Algorithm phasing (de-risk before full GRPO)¶
- SFT — rejection-sampling fine-tune on high-reward rollouts (no pairs, no logprobs). Proves the data→checkpoint→gate→deploy pipe.
- DPO —
(chosen, rejected)preference pairs from eachgroup_id. - GRPO — full group-relative PG; needs the logprobs from #889.
Why it's last: the trainer is only as good as its reward. Build the reward + gate first; every checkpoint ships only through the same gate as any other challenger.
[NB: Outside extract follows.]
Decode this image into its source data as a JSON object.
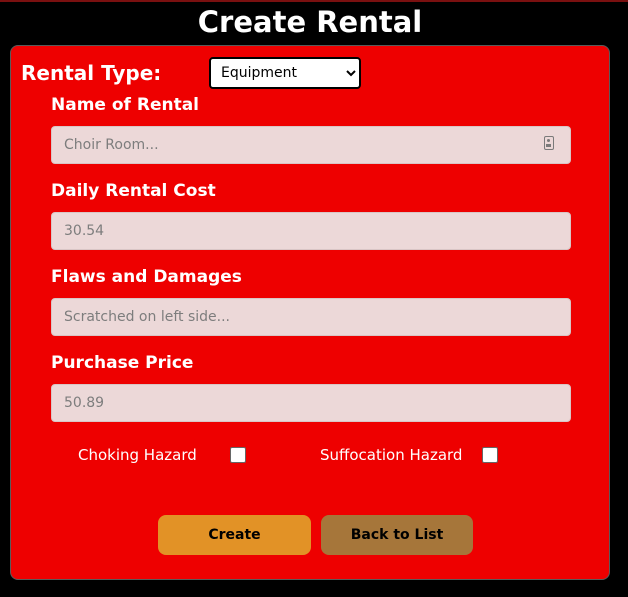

7. Fast vs slow — side by side¶
| Fast loop | Slow loop | |
|---|---|---|
| Artifact changed | recipes / hints / curriculum / plan-rewrites | Holo3 weights |
| Mechanism | retrieval / overlay | RL fine-tune (GRPO/DPO/SFT) |
| Compute | CPU | GPU |
| Cadence | minutes–hours | hours–days |
| Repo | mantis |
mantis-trainer |
| Data needed | oracle reward | reward + modelio + group_id + logprobs |
| Reversibility | high (config) | low (weights) → gate-gated |
| Ceiling | bounded by base model's capability | raises the base model's capability |
| Risk | low | high → champion/challenger mandatory |
They are complementary, not alternatives: the fast loop squeezes the most out of the current weights today; the slow loop raises the ceiling those weights allow. Both gate through the same safety check and deploy the same way.
8. Lifecycle of one improvement (end to end)¶
Fast: failing run → recovery proposes a rewrite → 3 wins → promoted → auto-applied next run → gate confirms the config beats champion → sticks. Hours.
Slow: rollout generator mints N seed-varied instances → executed + oracle-graded → Augur dataset → trainer computes advantages + GRPO step → candidate checkpoint → gate runs it vs champion on the frozen benchmark → promote → deploy → new champion generates the next rollouts. Days.
9. Status¶
| Component | State |
|---|---|
| Execution (Holo3 + Claude/task_loop), Augur instrumentation | ✅ on main |
| Rollout generator primitives (seed-sweep, failure-biased) | ✅ on main |
Closed plan-evolution fast loop (apply_plan_overlay wired) |
✅ on main |
| Champion/challenger gate | ✅ on main |
Serve base + LoRA adapter challenger at /v1/predict (#911) |
✅ on main + deployed (GPU run deploy-gated) |
Holdout-eval runner — generate sim-env suites + gate vs /v1/predict (#916) |
✅ on main (experiments/holdout/run_gate_eval.py; live run spend-gated) |
| Serve Holo3 (qwen3_5_moe) challenger — full merged-GGUF swap (#918) | ✅ on main (_challenger_model; trainer-side merge + live run spend-gated) |
| Logprob capture (GRPO prerequisite, #889) | ✅ on main |
RolloutRunner execution adapter (generator → Daytona → Augur) |
⏳ P1 (#894) |
mantis-trainer data contract |
✅ scaffold + dataset implemented |
mantis-trainer GPU trainer (GRPO) |
⏳ P2 (separate repo) |
See mantis-trainer/docs/SPEC.md
for the slow-loop detail and the rollout-generator proposal under
docs/proposals/ for the data-generation engine.